We still preserve in English the idea of fastening, in the phrase ‘to bind an apprentice.’ It is worth noting, too, that the same idea, expressed by another word of cognate meaning, is found in the Italian ferma, ‘the period for which a servant is hired;’ from fermo, ‘firm, fast,’ (Latin firmus.) Is it not likely that our word ‘to farm,’ i.e., to let out on certain conditions, may come from this root, although other derivations have been proposed? The French have ferme, ‘a farm,’ and affermer ‘to let or to hire a farm.’

It is likely, therefore, that the word fostadh or fasta, is a word borrowed by the Irish from some other language, and most probably introduced by the Northmen. That it is not an original Gaelic root is proved by its standing alone in the language, without derivatives. Both the word, and the custom of hiring servants or soldiers for a fixed period, may have been introduced together at the time of the Danish conquest. In the present document we have several examples of military terms, evidently borrowed, viz., constabla, ‘constable,’ marusgal, ‘marshal,’ and paidh, ‘pay:’ just as in English we have borrowed from other languages most of our terms relating to warfare, such as infantry, cavalry, artillery, colonel, musket, bayonet, &c.

The complete correspondence of the Ulster form, fasta, with the Scandinavian, is an example, in addition to many given in Dr. O’Donovan’s Irish Grammar, of the ancient pronunciation of words being preserved in the North of Ireland. [EDIT. U.J.A.]

iii Buannadha.—The word buanachas is still met with in the traditions of the Scottish Highlands, for ‘free quarters for soldiers.’ [EDIT. U.J.A.]

iv In the name of God. [A n-ainm Dia.]—This form, which is still in use, should be i n-ainm Dé, according to strict grammar.

v Interteyning.—literally: ‘this is how O’Neill retains or hires bonaghts.’

vi The company of soldiers. [Don ched saighdiuir,] literally ‘to a hundred soldiers.’ The translator regarded one hundred soldiers as forming ‘a company.’

vii Wasly. [uaisle,] i.e. bounty, literally the gentility or nobility.

viii Restitution.—Literally, ‘should be Bwanna disappoint the lord by not remaining with him the second quarter, [ath-raithe,] the bounty is to be returned to the lord.’

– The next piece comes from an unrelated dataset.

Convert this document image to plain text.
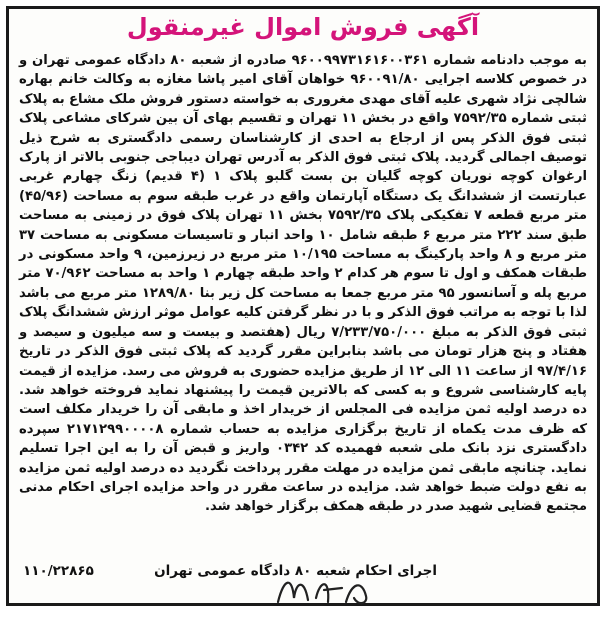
آگهی فروش اموال غیرمنقول
به موجب دادنامه شماره ۹۶۰۰۹۹۷۳۱۶۱۶۰۰۳۶۱ صادره از شعبه ۸۰ دادگاه عمومی تهران و در خصوص کلاسه اجرایی ۹۶۰۰۹۱/۸۰ خواهان آقای امیر پاشا مغازه به وکالت خانم بهاره شالچی نژاد شهری علیه آقای مهدی مغروری به خواسته دستور فروش ملک مشاع به پلاک ثبتی شماره ۷۵۹۲/۳۵ واقع در بخش ۱۱ تهران و تقسیم بهای آن بین شرکای مشاعی پلاک ثبتی فوق الذکر پس از ارجاع به احدی از کارشناسان رسمی دادگستری به شرح ذیل توصیف اجمالی گردید. پلاک ثبتی فوق الذکر به آدرس تهران دیباجی جنوبی بالاتر از پارک ارغوان کوچه نوریان کوچه گلیان بن بست گلبو پلاک ۱ (۴ قدیم) زنگ چهارم غربی عبارتست از ششدانگ یک دستگاه آپارتمان واقع در غرب طبقه سوم به مساحت (۴۵/۹۶) متر مربع قطعه ۷ تفکیکی پلاک ۷۵۹۲/۳۵ بخش ۱۱ تهران پلاک فوق در زمینی به مساحت طبق سند ۲۲۲ متر مربع ۶ طبقه شامل ۱۰ واحد انبار و تاسیسات مسکونی به مساحت ۳۷ متر مربع و ۸ واحد پارکینگ به مساحت ۱۰/۱۹۵ متر مربع در زیرزمین، ۹ واحد مسکونی در طبقات همکف و اول تا سوم هر کدام ۲ واحد طبقه چهارم ۱ واحد به مساحت ۷۰/۹۶۲ متر مربع پله و آسانسور ۹۵ متر مربع جمعا به مساحت کل زیر بنا ۱۲۸۹/۸۰ متر مربع می باشد لذا با توجه به مراتب فوق الذکر و با در نظر گرفتن کلیه عوامل موثر ارزش ششدانگ پلاک ثبتی فوق الذکر به مبلغ ۷/۲۳۳/۷۵۰/۰۰۰ ریال (هفتصد و بیست و سه میلیون و سیصد و هفتاد و پنج هزار تومان می باشد بنابراین مقرر گردید که پلاک ثبتی فوق الذکر در تاریخ ۹۷/۴/۱۶ از ساعت ۱۱ الی ۱۲ از طریق مزایده حضوری به فروش می رسد. مزایده از قیمت پایه کارشناسی شروع و به کسی که بالاترین قیمت را پیشنهاد نماید فروخته خواهد شد. ده درصد اولیه ثمن مزایده فی المجلس از خریدار اخذ و مابقی آن را خریدار مکلف است که ظرف مدت یکماه از تاریخ برگزاری مزایده به حساب شماره ۲۱۷۱۲۹۹۰۰۰۰۸ سپرده دادگستری نزد بانک ملی شعبه فهمیده کد ۰۳۴۲ واریز و قبض آن را به این اجرا تسلیم نماید. چنانچه مابقی ثمن مزایده در مهلت مقرر پرداخت نگردید ده درصد اولیه ثمن مزایده به نفع دولت ضبط خواهد شد. مزایده در ساعت مقرر در واحد مزایده اجرای احکام مدنی مجتمع قضایی شهید صدر در طبقه همکف برگزار خواهد شد.
اجرای احکام شعبه ۸۰ دادگاه عمومی تهران
۱۱۰/۲۲۸۶۵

ix The full quarter.—This translation is incorrect, and shows that it was hurriedly done. It should be—‘and if it be the lord that refuses the Bwanna with respect to not retaining him the second quarter, the Bwanna is to have [keep] the bounty.’

x Leinster, Gallon. [do thomhus galuin na loinne.]—The translation is here decidedly incorrect. If it meant ‘Leinster measure,’ it would be ‘do thomhus galuin na Laighneach.’ Galun na loinne was evidently some Ulster technical term which Doyne, Crosby, or Fox, who were Leinster-men, did not understand.

xi For the hundredth four score and four.—Literally, ‘the constable of one hundred men is bound to have eighty-four men on their legs, instead of the full hundred [in poll] and he is to have sixteen pays; and the manner in which this allowance goes is, ten to the constable of one hundred himself, five to the marshall of the country, and one to the Lord’s Gallowglass.’

xii O’Neill would not.—This translation is not very faithful. It should be—‘But O’Neill does not impose it as an obligation upon any Bwonagh to attack any town but according to his own will; and the Bwonagh is to be in the camp as long as his lord shall require it of him, except the fortnight given him to raise his food.’

xiii The Bonagh—These two paragraphs are left untranslated by the interpreter. A detailed account of the killing of this Dermot son of Dubhal-tach, son of Tuathal O’Conor, on the 24th Oct., 1600, is given by the Four Masters, A.D. 1600, p. 2185, and in Pacata Hibernia, Book I., c. 17. He was beheaded by Theobald Bourke, surnamed ‘na long.’ Carew remarks:—‘Her Majesty’s honour was blemished, and the service hindered, by this malitious and hateful murther.’ According to the tradition in the country, Theobald Bourke was afterwards murdered by Dermot O’Connor’s idiot brother, at the instigation of his sister.